Domenica in curva mi sono fatto una foto con due giocatori che qualche anno fa l’Eccellenza l’avrebbero giocata col pacchetto di Camel gialle nascoste nel risvolto nelle maniche della maglietta. Siamo sotto il primo livello del calcio dilettantistico, se scaviamo più in basso troviamo solo il ristorante Lo Scoglio e Fruttilandia. Questo non dimentichiamocelo mai, al netto del “noi sempre ci saremo“, questo sia chiaro. Altrettanto lapalissiano è il fatto che la curva sta tre quattro categorie sopra, fuori standard, fuori contesto.
E niente dopo quasi dieci anni di articoli, sofferenze ed entusiasmi, paradisi e inferni, non è facile riprendere in mano la tastiera, mi sembra di essere un disco a diciotto giri, mi sento una Fiat 127 che va a tre cilindri, mi manca lo spunto, sono scarburato come la mia vecchia Giulietta 1.600 cc a gas. Non mi sono abituato e mai lo farò a questa merda d’Eccellenza. Sì, lo so che siamo un po’ indietro, che il pallone è rotondo e che non ci sono più le mezze stagioni. Anzi, so pure che domenica abbiamo meritatamente vinto e che magari abbiamo imbroccato la via giusta. Ma è lo stesso, non ce la faccio a scrivere solo di farfalline nello stomaco e di quattromila anime che hanno cantato e festeggiato.
Io vedo similitudini col passato e questo mi fa sputare la bile nera: gli investimenti sulla prima squadra, sacrificando in parte le giovanili e la squadra femminile, al momento non si vedono. Una batteria di attaccanti da 40 gol ci è stata soffiata dal Nonantola o dal Gambettola. La proprietà latita e tituba, non c’è, non si vede, è pure sanzionata, l’organigramma, la caduta dal pero, il fulmine a ciel sereno. Attenzione! Abbiamo già visto tutto, la pazienza è finita alcuni anni fa, occorre un cambio di registro, immediato.
Li sento i commentatori che dicono “se non ti sta bene stai a casa“, “dagli tempo“, “senza di loro chissà dove saremmo“, e tutta la sequela di frasi trite e ritrite già abbondantemente sentite.
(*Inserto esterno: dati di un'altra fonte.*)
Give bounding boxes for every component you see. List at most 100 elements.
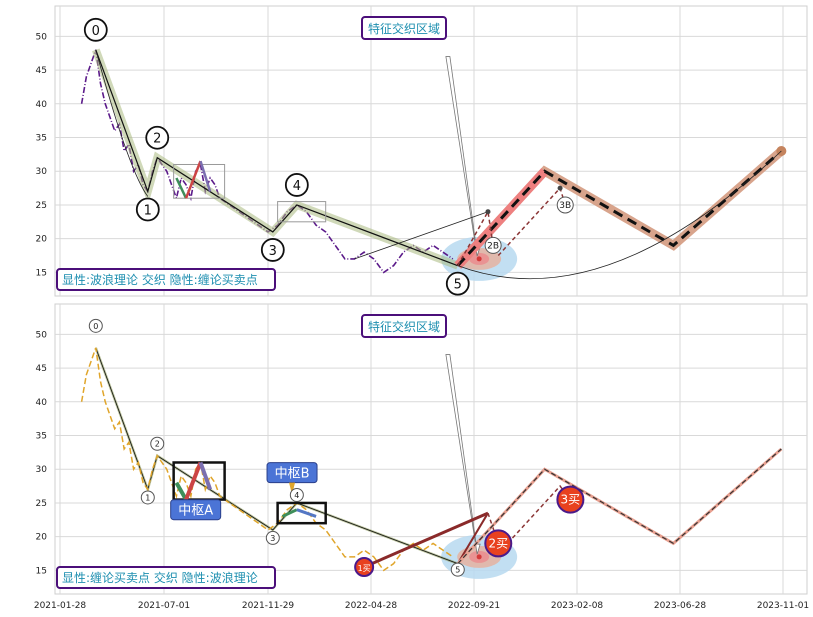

No, io non do tempo a nessuno. Noi dobbiamo essere un rullo compressore, dobbiamo finire le partite con la paglia in bocca, dopo avere dimostrato che non siamo l’Ars et Labor, ma la S.P.A.L., una squadra di professionisti tra i dilettanti, un’anomalia talmente evidente che gli avversari prima delle partite sacrificano un salame all’aglio di un metro sull’altare della nostra potenza, presente, passata e futura. Forse si capirà perché non ho scritto prima, perché se dopo una bella vittoria mi escono parole poco consone, figuriamoci dopo avere perso contro la Fratta, dove io e mio cugino ci abbiamo fatto le terme da bambini e dove ci sono più sputi sulfurei che persone.
Ma lasciamo perdere velocemente il passato: troviamolo questo attaccante, rendiamo più visibile e meno torbida la struttura societaria, facciamo sentire che questa Ars e Labor esiste, perché, ripeto, noi conosciamo solo ed esclusivamente la S.P.A.L., narrazione e sogno di una comunità intera. Domenica mi sembrava pure migliore la birra al barino, ma il Funky dall’alto del suo pragmatismo bolscevico ha detto che forse sono state le endorfine causate dai due gol. E vabbè, prendiamo queste piccole soddisfazioni come gocce di Valium, che assopiscano la rabbia non ancora asciugata per questo schifo di categoria. No amici miei, io non mi abituerò mai all’Eccellenza e mi raccomando, non fatelo neppure voi. Forza vecchio cuore biancazzurro.
— Cristiano Mazzoni è nato nell’autunno caldo del 1969 a Ferrara, in borgata. Ha scritto qualche libro, ma non è scrittore, compone parole in colonna, ma non è poeta, collabora con alcune testate giornalistiche ma non è giornalista. Lavora come impiegato metalmeccanico e scrive di SPAL quando se la sente. Nel 2024 ha pubblicato un libro con alcuni dei suoi scritti pubblicati su LoSpallino.com: a Sergio Floccari, Luca Mora e Leonardo Semplici è piaciuto molto.